Deconstruction methods do not apply only to literature now, which is easy to fuzz up. Kimball illustrates the deconstruction process with Professor Michael Fried's analysis of "The Quarry," a hunting scene painted by Gustave Courbet in 1856. Fried explains that it's all about the painter and the process of painting, not about hunting. Also, the principle that what is not shown is more important than what is shown means that the dead deer's unshown genitals represent violent sex, which the hunter is not looking at; so somehow it's all about castration. Of course a roe deer is a female.
In 1996 Alan Sokal caused a bit of a scandal when he submitted a parody article to the journal Social Text ~ which the journal published in all seriousness. "Transgressing the Boundaries: Toward a Transformative Hermeneutics of Quantum Gravity" included quotations about physics and math by French and American intellectuals. Fashionable Nonsense shows how the "postmodern" intellectual trend says there is no objective reality, and scientific theories are all socially agreed-on constructs. (By the way, I also learned from these books that quotation marks as I used them around "postmodern" are "scare quotes.")
For more fun reading along these lines, try The Pooh Perplex and Postmodern Pooh by Frederick C. Crews (PO 30), and The Painted Word and From Bauhaus to Our House by Tom Wolfe.
On TV the other night someone started to say "slown down," then corrected himself and said "slowed down." It's an understandable mistake. Why don't we have "slown" when we have "flown" and "blown"?

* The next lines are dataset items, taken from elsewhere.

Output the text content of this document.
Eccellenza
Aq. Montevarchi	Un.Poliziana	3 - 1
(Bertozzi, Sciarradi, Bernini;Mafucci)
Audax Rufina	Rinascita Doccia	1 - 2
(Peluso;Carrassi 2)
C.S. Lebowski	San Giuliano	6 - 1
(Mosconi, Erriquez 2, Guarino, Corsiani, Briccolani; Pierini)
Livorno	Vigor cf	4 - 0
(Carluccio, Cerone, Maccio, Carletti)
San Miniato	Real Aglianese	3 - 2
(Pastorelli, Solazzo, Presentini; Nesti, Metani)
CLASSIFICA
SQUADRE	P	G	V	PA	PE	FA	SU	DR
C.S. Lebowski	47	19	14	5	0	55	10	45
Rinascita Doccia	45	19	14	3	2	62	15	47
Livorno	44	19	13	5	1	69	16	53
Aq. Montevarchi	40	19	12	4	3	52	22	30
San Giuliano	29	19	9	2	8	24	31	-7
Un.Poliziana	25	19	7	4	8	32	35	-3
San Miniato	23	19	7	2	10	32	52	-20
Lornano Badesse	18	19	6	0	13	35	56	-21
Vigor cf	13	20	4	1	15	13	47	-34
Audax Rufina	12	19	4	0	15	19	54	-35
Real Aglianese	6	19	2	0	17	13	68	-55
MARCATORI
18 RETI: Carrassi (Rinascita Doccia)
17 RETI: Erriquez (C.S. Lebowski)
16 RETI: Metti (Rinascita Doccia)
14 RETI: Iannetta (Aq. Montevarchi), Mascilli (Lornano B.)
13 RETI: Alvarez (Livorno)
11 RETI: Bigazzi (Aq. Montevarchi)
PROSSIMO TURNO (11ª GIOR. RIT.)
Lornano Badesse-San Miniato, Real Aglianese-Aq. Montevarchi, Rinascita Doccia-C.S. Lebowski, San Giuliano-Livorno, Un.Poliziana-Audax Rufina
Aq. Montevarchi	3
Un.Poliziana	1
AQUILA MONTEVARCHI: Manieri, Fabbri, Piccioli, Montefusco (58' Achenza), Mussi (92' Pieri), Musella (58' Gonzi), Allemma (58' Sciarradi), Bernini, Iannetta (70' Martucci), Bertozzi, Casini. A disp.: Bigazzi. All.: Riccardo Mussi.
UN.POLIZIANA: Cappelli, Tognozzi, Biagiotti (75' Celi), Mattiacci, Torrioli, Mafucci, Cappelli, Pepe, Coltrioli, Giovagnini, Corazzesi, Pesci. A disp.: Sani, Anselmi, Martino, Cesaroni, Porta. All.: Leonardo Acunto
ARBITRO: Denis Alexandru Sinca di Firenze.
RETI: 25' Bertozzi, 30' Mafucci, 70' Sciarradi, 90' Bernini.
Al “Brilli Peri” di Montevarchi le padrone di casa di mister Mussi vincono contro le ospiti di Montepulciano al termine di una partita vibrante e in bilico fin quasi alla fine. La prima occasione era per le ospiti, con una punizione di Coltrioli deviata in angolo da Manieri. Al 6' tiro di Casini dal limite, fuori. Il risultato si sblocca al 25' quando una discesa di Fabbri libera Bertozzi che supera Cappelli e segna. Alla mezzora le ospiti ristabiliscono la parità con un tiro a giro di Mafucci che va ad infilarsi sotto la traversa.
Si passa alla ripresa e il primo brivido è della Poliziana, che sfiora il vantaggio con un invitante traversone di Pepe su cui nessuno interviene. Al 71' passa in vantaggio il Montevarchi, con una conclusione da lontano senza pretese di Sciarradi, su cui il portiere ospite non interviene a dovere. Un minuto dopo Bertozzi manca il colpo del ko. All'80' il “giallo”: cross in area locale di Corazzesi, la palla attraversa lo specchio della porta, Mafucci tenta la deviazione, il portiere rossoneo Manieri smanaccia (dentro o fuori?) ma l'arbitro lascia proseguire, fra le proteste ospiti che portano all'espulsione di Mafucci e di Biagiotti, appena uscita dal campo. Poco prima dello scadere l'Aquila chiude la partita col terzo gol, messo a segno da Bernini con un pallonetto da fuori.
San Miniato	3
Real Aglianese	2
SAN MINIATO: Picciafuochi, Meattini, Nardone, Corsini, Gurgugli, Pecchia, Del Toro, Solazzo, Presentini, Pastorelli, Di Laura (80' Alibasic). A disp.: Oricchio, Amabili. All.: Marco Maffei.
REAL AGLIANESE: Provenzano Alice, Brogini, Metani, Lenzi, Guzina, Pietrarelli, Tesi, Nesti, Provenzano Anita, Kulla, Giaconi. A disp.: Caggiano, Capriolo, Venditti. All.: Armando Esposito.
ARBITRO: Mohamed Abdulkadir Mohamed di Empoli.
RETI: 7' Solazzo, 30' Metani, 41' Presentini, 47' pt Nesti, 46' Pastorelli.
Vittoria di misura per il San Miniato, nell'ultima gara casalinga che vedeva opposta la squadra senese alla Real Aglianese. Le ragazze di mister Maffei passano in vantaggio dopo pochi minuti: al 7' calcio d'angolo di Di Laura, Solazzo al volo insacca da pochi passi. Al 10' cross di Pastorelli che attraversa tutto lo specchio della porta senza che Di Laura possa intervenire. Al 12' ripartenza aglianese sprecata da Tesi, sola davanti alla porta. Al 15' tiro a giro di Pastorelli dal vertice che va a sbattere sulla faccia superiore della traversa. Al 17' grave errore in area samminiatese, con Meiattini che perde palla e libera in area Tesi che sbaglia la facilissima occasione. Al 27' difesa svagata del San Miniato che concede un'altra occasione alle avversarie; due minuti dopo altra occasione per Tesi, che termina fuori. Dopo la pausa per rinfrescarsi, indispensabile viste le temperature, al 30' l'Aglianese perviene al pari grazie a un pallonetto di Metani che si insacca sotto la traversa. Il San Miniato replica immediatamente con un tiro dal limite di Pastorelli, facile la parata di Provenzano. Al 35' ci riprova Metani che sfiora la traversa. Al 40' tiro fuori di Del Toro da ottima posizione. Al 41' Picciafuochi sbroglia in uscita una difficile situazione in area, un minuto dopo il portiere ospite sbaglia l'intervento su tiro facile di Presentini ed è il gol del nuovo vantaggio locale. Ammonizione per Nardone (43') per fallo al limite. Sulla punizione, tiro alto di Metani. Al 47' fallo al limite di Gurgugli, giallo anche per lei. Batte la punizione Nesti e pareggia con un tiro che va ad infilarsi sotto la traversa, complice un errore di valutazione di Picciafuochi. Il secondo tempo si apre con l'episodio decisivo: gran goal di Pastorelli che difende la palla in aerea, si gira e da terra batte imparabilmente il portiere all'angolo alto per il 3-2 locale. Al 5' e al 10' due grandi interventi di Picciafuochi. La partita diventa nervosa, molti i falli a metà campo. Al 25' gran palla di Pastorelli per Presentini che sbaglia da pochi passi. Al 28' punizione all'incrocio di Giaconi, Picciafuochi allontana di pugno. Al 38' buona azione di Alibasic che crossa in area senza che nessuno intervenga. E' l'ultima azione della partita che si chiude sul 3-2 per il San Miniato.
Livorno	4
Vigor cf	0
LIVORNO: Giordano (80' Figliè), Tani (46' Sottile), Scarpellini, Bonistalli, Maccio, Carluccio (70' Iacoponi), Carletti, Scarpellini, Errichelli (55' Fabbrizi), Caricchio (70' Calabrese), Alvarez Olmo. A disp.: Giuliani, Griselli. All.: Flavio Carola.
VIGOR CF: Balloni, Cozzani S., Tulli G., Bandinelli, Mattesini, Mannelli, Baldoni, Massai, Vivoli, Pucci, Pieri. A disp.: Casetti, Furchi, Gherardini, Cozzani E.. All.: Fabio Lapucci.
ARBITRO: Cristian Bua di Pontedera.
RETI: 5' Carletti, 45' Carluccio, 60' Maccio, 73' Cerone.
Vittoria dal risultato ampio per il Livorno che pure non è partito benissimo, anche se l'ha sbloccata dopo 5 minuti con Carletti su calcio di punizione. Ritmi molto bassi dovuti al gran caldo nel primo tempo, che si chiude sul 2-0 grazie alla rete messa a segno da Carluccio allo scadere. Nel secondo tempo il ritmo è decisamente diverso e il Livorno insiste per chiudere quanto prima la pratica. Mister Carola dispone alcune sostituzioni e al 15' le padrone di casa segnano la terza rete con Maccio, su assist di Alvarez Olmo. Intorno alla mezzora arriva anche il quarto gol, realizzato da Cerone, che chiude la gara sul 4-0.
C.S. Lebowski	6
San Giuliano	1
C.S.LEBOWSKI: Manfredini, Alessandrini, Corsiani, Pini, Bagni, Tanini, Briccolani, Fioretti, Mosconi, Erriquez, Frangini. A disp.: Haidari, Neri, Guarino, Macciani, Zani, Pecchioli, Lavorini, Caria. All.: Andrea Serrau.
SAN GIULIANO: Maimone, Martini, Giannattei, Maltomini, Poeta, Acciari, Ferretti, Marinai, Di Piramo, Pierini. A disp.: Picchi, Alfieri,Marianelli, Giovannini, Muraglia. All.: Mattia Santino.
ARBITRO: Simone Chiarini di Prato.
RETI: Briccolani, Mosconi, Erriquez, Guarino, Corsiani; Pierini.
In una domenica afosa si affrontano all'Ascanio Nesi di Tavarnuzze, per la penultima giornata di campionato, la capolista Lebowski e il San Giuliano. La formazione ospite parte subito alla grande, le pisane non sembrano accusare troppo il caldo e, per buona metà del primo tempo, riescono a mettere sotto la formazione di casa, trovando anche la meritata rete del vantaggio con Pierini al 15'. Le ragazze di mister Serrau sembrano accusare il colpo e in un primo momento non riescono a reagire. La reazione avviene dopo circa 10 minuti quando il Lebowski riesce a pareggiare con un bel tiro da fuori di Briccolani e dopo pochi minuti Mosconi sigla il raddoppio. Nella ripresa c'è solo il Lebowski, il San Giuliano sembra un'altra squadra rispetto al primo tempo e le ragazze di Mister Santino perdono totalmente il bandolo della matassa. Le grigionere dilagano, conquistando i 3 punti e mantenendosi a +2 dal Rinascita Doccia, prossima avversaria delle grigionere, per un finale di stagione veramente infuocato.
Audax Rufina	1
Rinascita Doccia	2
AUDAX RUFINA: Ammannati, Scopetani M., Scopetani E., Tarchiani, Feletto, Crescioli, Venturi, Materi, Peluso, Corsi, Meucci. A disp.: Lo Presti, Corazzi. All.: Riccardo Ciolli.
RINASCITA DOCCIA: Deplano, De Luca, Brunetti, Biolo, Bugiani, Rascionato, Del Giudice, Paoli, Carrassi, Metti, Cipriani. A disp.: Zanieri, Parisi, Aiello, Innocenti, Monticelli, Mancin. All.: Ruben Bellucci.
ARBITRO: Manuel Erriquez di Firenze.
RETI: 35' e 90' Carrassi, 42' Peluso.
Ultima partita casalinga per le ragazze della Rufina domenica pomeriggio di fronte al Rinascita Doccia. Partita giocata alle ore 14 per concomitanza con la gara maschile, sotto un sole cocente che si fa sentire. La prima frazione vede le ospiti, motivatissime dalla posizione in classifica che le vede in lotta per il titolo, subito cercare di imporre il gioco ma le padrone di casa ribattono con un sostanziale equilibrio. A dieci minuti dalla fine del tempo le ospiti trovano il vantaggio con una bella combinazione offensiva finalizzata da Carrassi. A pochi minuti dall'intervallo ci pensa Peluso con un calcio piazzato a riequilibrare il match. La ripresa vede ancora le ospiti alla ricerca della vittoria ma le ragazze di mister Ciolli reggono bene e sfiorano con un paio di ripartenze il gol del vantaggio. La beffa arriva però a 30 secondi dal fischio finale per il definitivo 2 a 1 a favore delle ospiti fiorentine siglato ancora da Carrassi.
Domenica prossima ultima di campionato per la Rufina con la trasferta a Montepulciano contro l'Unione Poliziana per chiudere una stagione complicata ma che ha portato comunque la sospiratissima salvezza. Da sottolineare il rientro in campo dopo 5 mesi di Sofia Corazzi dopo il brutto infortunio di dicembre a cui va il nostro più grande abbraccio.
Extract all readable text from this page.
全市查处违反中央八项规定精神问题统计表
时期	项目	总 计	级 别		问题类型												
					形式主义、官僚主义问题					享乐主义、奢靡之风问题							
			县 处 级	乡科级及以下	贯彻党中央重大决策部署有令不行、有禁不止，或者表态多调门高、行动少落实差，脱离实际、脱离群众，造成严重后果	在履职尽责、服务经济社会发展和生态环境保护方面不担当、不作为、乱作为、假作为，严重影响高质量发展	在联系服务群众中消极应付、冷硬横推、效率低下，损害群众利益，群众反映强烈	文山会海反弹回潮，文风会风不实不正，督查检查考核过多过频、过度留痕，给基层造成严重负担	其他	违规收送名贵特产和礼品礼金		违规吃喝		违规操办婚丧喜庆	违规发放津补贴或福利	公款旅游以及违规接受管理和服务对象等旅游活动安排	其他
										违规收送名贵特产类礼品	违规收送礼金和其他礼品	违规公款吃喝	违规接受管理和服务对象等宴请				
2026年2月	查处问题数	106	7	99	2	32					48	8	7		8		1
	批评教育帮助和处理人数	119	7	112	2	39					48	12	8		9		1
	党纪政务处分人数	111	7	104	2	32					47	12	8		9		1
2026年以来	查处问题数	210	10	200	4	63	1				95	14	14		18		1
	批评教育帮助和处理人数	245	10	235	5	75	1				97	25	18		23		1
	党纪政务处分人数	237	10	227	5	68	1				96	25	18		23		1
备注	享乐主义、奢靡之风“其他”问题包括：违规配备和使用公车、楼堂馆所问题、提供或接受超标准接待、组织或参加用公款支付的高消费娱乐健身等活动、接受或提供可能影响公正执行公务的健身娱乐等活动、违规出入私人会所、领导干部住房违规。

The U.S. Postal Service comes in for a lot of complaints, but consider this report from one of my Mexican students: She was stunned to learn that it's OK to mail a check to pay a bill here in the U.S. In Mexico, big companies rely on private carriers like DHL or UPS to deliver bills. The post office there is unreliable and mail is subject to theft. And one of my Venezuelan students asked me if it was safe to put a letter in her mailbox with the flag up so the mail carrier would take it. Our post office isn't perfect, but it's pretty good. Thanks, Frank.